Gelenbe; Balıkesirlilerin bildiği bir yer. Burası Akhisar’a bağlı olarak bilinse de Kırkağaç’a bağlı bir mahalle. Balıkesir’e 40-45 dakika uzaklıktaki bu yerin önemli bir özelliği de pazarı. Kapalı Pazar yeri ihtiyacı karşılamıyor ve büyütülmesi gerekiyor.
Gelenbe mahallesinde her Cuma kurulan pazara Balıkesir den giden bir çok kişi var. Bu kişilerin gitme amacı “zeytin” almak. Buranın zeytini daha farklı daha güzel ve biraz daha ucuzmuş.
Gelenbe’nin nüfusu 1.560 kişi. Kadın ve erkek sayısı yarı yarıya. Genç nüfus az. Gençler genellikle İzmir ve Manisa’ya göç etmişler. Balıkesir’e gelenleri de varmış.
Pazara gelen satıcılar ve alıcılarda fiyatların sürekli olarak artmasından şikayet ediyorlar. Zeytin satan bir kişi, zeytin toplayanların yevmi yelerinin 400 lira olduğunu ve bunun zeytin fiyatına yansıdığını belirtti.

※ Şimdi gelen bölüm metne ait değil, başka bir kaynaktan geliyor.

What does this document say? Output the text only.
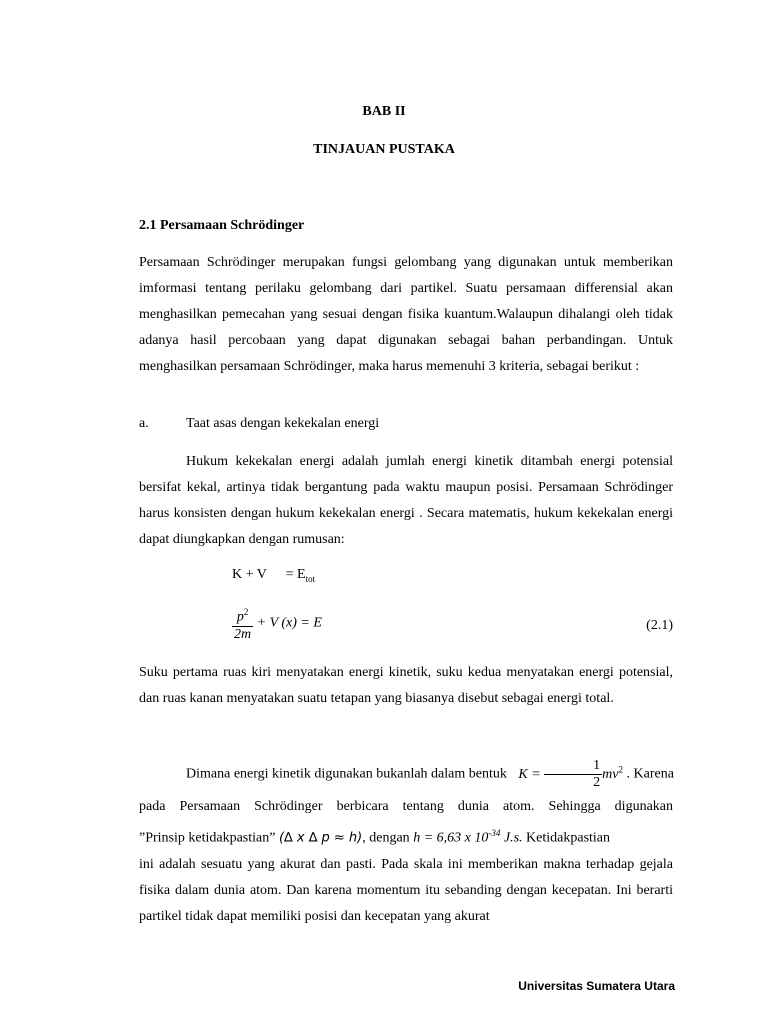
BAB II
TINJAUAN PUSTAKA
2.1 Persamaan Schrödinger

Persamaan Schrödinger merupakan fungsi gelombang yang digunakan untuk memberikan imformasi tentang perilaku gelombang dari partikel. Suatu persamaan differensial akan menghasilkan pemecahan yang sesuai dengan fisika kuantum.Walaupun dihalangi oleh tidak adanya hasil percobaan yang dapat digunakan sebagai bahan perbandingan. Untuk menghasilkan persamaan Schrödinger, maka harus memenuhi 3 kriteria, sebagai berikut :

a.	Taat asas dengan kekekalan energi

Hukum kekekalan energi adalah jumlah energi kinetik ditambah energi potensial bersifat kekal, artinya tidak bergantung pada waktu maupun posisi. Persamaan Schrödinger harus konsisten dengan hukum kekekalan energi . Secara matematis, hukum kekekalan energi dapat diungkapkan dengan rumusan:

$K + V = E_{tot}$
$\frac{p^2}{2m} + V$ (x) = E	(2.1)

Suku pertama ruas kiri menyatakan energi kinetik, suku kedua menyatakan energi potensial, dan ruas kanan menyatakan suatu tetapan yang biasanya disebut sebagai energi total.

Dimana energi kinetik digunakan bukanlah dalam bentuk $K = \frac{1}{2} mv^2$ . Karena

pada Persamaan Schrödinger berbicara tentang dunia atom. Sehingga digunakan

”Prinsip ketidakpastian” (∆ x ∆ p ≈ h), dengan h = 6,63 x $10^{-34}$ J.s. Ketidakpastian

ini adalah sesuatu yang akurat dan pasti. Pada skala ini memberikan makna terhadap gejala fisika dalam dunia atom. Dan karena momentum itu sebanding dengan kecepatan. Ini berarti partikel tidak dapat memiliki posisi dan kecepatan yang akurat

Universitas Sumatera Utara
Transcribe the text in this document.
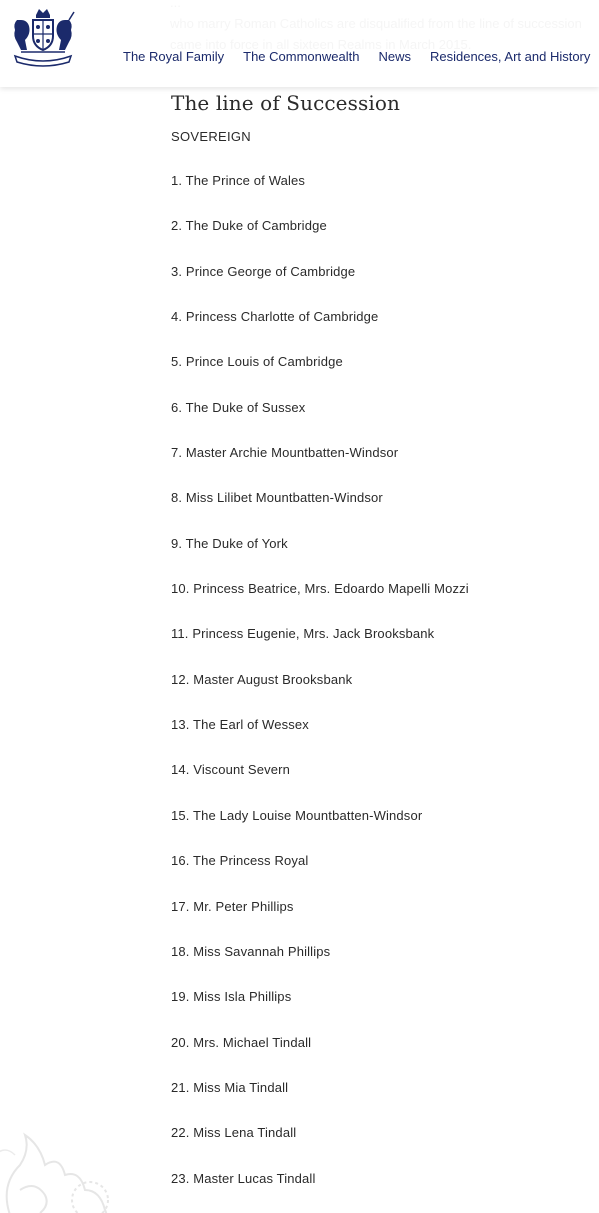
The Royal Family The Commonwealth News Residences, Art and History
The line of Succession
SOVEREIGN
1. The Prince of Wales
2. The Duke of Cambridge
3. Prince George of Cambridge
4. Princess Charlotte of Cambridge
5. Prince Louis of Cambridge
6. The Duke of Sussex
7. Master Archie Mountbatten-Windsor
8. Miss Lilibet Mountbatten-Windsor
9. The Duke of York
10. Princess Beatrice, Mrs. Edoardo Mapelli Mozzi
11. Princess Eugenie, Mrs. Jack Brooksbank
12. Master August Brooksbank
13. The Earl of Wessex
14. Viscount Severn
15. The Lady Louise Mountbatten-Windsor
16. The Princess Royal
17. Mr. Peter Phillips
18. Miss Savannah Phillips
19. Miss Isla Phillips
20. Mrs. Michael Tindall
21. Miss Mia Tindall
22. Miss Lena Tindall
23. Master Lucas Tindall
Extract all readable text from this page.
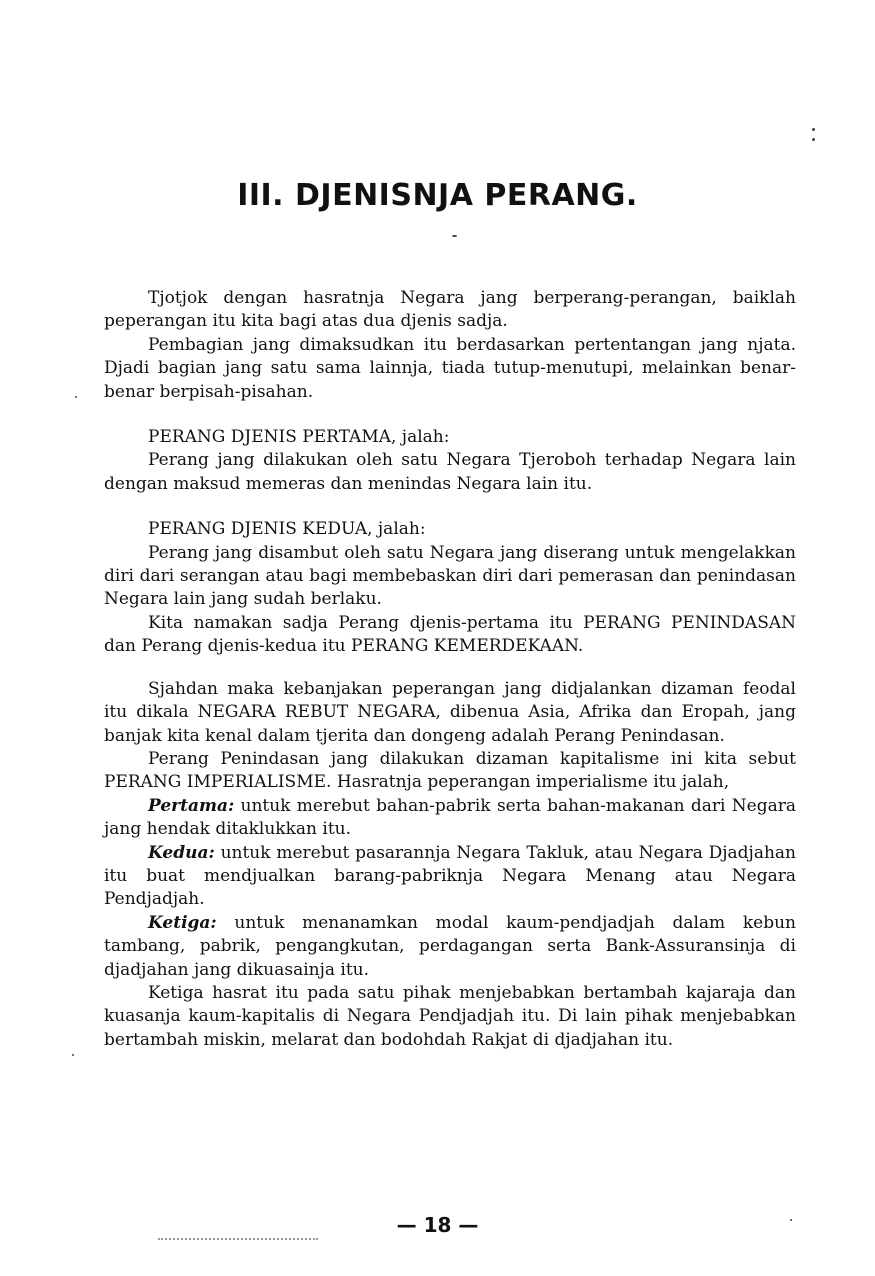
III. DJENISNJA PERANG.

Tjotjok dengan hasratnja Negara jang berperang-perangan, baiklah peperangan itu kita bagi atas dua djenis sadja.

Pembagian jang dimaksudkan itu berdasarkan pertentangan jang njata. Djadi bagian jang satu sama lainnja, tiada tutup-menutupi, melainkan benar-benar berpisah-pisahan.

PERANG DJENIS PERTAMA, jalah:

Perang jang dilakukan oleh satu Negara Tjeroboh terhadap Negara lain dengan maksud memeras dan menindas Negara lain itu.

PERANG DJENIS KEDUA, jalah:

Perang jang disambut oleh satu Negara jang diserang untuk mengelakkan diri dari serangan atau bagi membebaskan diri dari pemerasan dan penindasan Negara lain jang sudah berlaku.

Kita namakan sadja Perang djenis-pertama itu PERANG PENINDASAN dan Perang djenis-kedua itu PERANG KEMERDEKAAN.

Sjahdan maka kebanjakan peperangan jang didjalankan dizaman feodal itu dikala NEGARA REBUT NEGARA, dibenua Asia, Afrika dan Eropah, jang banjak kita kenal dalam tjerita dan dongeng adalah Perang Penindasan.

Perang Penindasan jang dilakukan dizaman kapitalisme ini kita sebut PERANG IMPERIALISME. Hasratnja peperangan imperialisme itu jalah,

Pertama: untuk merebut bahan-pabrik serta bahan-makanan dari Negara jang hendak ditaklukkan itu.

Kedua: untuk merebut pasarannja Negara Takluk, atau Negara Djadjahan itu buat mendjualkan barang-pabriknja Negara Menang atau Negara Pendjadjah.

Ketiga: untuk menanamkan modal kaum-pendjadjah dalam kebun tambang, pabrik, pengangkutan, perdagangan serta Bank-Assuransinja di djadjahan jang dikuasainja itu.

Ketiga hasrat itu pada satu pihak menjebabkan bertambah kajaraja dan kuasanja kaum-kapitalis di Negara Pendjadjah itu. Di lain pihak menjebabkan bertambah miskin, melarat dan bodohdah Rakjat di djadjahan itu.

— 18 —
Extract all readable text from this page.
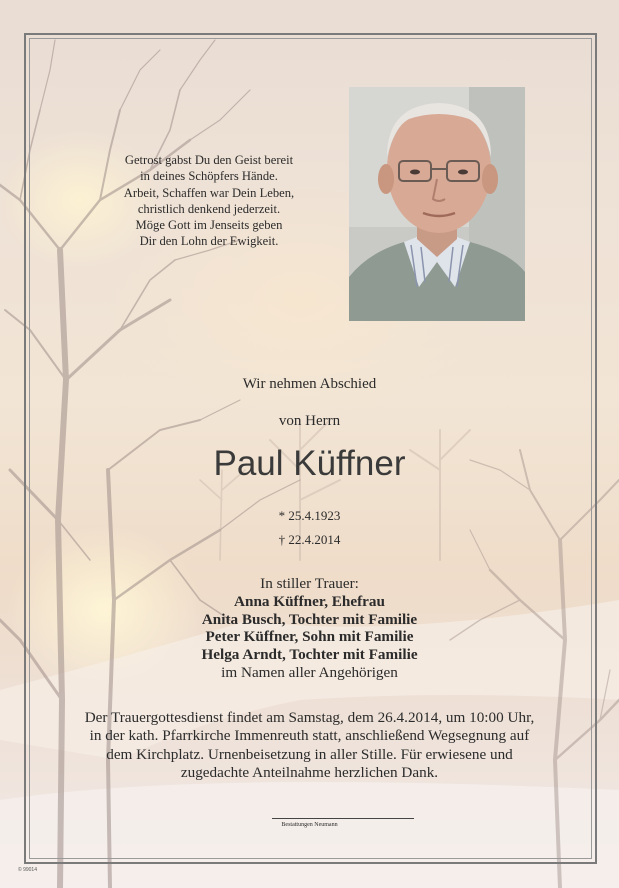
Getrost gabst Du den Geist bereit
in deines Schöpfers Hände.
Arbeit, Schaffen war Dein Leben,
christlich denkend jederzeit.
Möge Gott im Jenseits geben
Dir den Lohn der Ewigkeit.
Wir nehmen Abschied
von Herrn
Paul Küffner
* 25.4.1923
† 22.4.2014
In stiller Trauer:
Anna Küffner, Ehefrau
Anita Busch, Tochter mit Familie
Peter Küffner, Sohn mit Familie
Helga Arndt, Tochter mit Familie
im Namen aller Angehörigen
Der Trauergottesdienst findet am Samstag, dem 26.4.2014, um 10:00 Uhr,
in der kath. Pfarrkirche Immenreuth statt, anschließend Wegsegnung auf
dem Kirchplatz. Urnenbeisetzung in aller Stille. Für erwiesene und
zugedachte Anteilnahme herzlichen Dank.
Bestattungen Neumann
© 99014
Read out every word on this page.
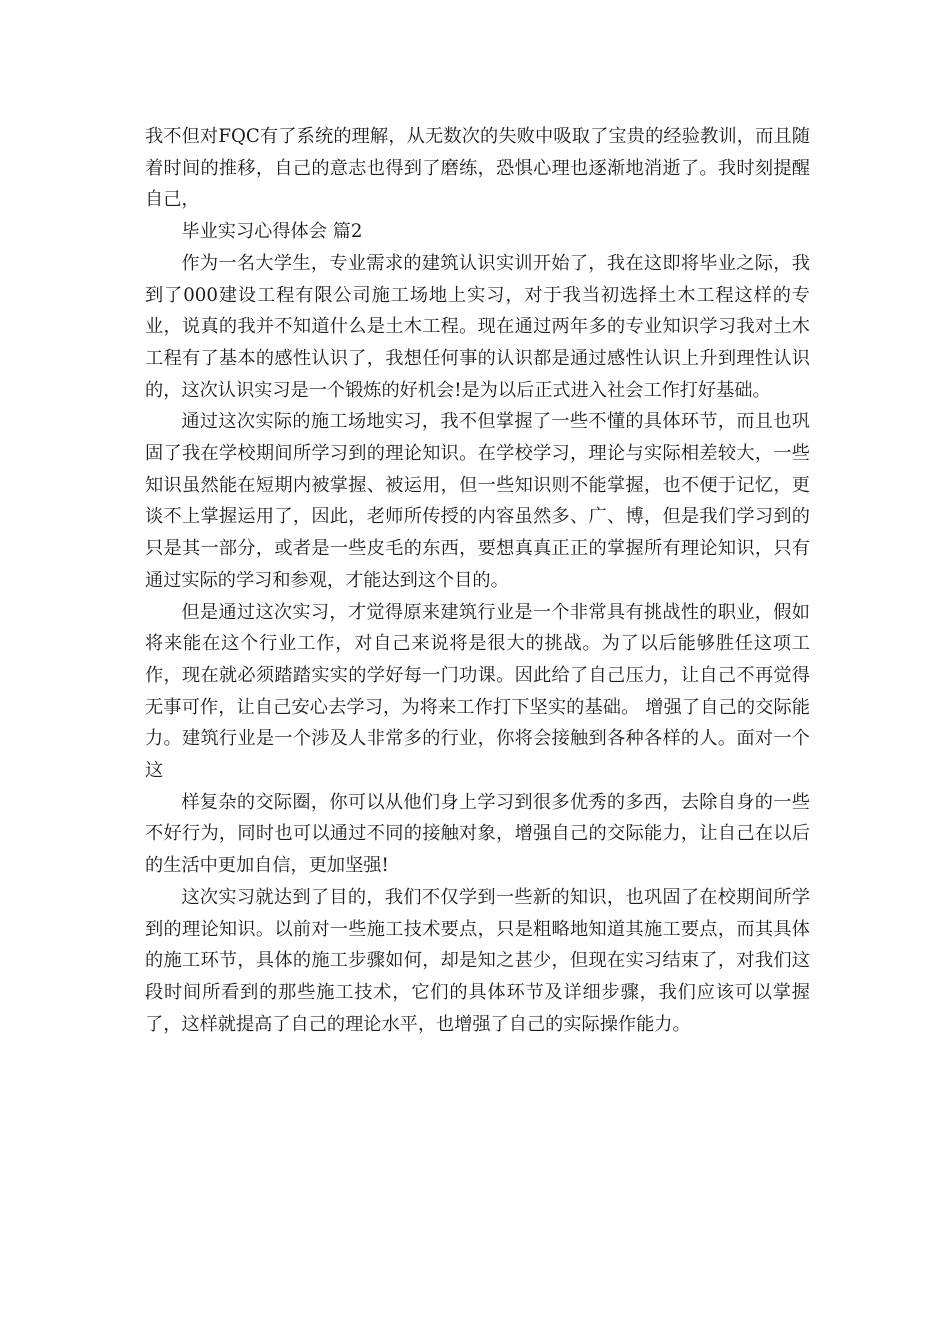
我不但对FQC有了系统的理解，从无数次的失败中吸取了宝贵的经验教训，而且随着时间的推移，自己的意志也得到了磨练，恐惧心理也逐渐地消逝了。我时刻提醒自己，

毕业实习心得体会 篇2

作为一名大学生，专业需求的建筑认识实训开始了，我在这即将毕业之际，我到了000建设工程有限公司施工场地上实习，对于我当初选择土木工程这样的专业，说真的我并不知道什么是土木工程。现在通过两年多的专业知识学习我对土木工程有了基本的感性认识了，我想任何事的认识都是通过感性认识上升到理性认识的，这次认识实习是一个锻炼的好机会!是为以后正式进入社会工作打好基础。

通过这次实际的施工场地实习，我不但掌握了一些不懂的具体环节，而且也巩固了我在学校期间所学习到的理论知识。在学校学习，理论与实际相差较大，一些知识虽然能在短期内被掌握、被运用，但一些知识则不能掌握，也不便于记忆，更谈不上掌握运用了，因此，老师所传授的内容虽然多、广、博，但是我们学习到的只是其一部分，或者是一些皮毛的东西，要想真真正正的掌握所有理论知识，只有通过实际的学习和参观，才能达到这个目的。

但是通过这次实习，才觉得原来建筑行业是一个非常具有挑战性的职业，假如将来能在这个行业工作，对自己来说将是很大的挑战。为了以后能够胜任这项工作，现在就必须踏踏实实的学好每一门功课。因此给了自己压力，让自己不再觉得无事可作，让自己安心去学习，为将来工作打下坚实的基础。 增强了自己的交际能力。建筑行业是一个涉及人非常多的行业，你将会接触到各种各样的人。面对一个这

样复杂的交际圈，你可以从他们身上学习到很多优秀的多西，去除自身的一些不好行为，同时也可以通过不同的接触对象，增强自己的交际能力，让自己在以后的生活中更加自信，更加坚强!

这次实习就达到了目的，我们不仅学到一些新的知识，也巩固了在校期间所学到的理论知识。以前对一些施工技术要点，只是粗略地知道其施工要点，而其具体的施工环节，具体的施工步骤如何，却是知之甚少，但现在实习结束了，对我们这段时间所看到的那些施工技术，它们的具体环节及详细步骤，我们应该可以掌握了，这样就提高了自己的理论水平，也增强了自己的实际操作能力。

Pazarda ekstra-ekstra siyah zeytin çok azdı ve fiyatı 40 lira, siyah salamur zeytin 30-35 arası, hususi yeşil zeytin de 30 lira idi. Fiyatlar hemen hemen her yerde aynı. Zeytin almak için zeytinden anlamak gerekiyor. Birçok zeytin türü var.
Zeytini alıp istediğin şekilde organik olarak yapmak en iyisi. Size tavsiyem bir Cuma günü Gelenbe pazarına bir uğrayın. En azından zeytin ve zeytinyağı alırsınız.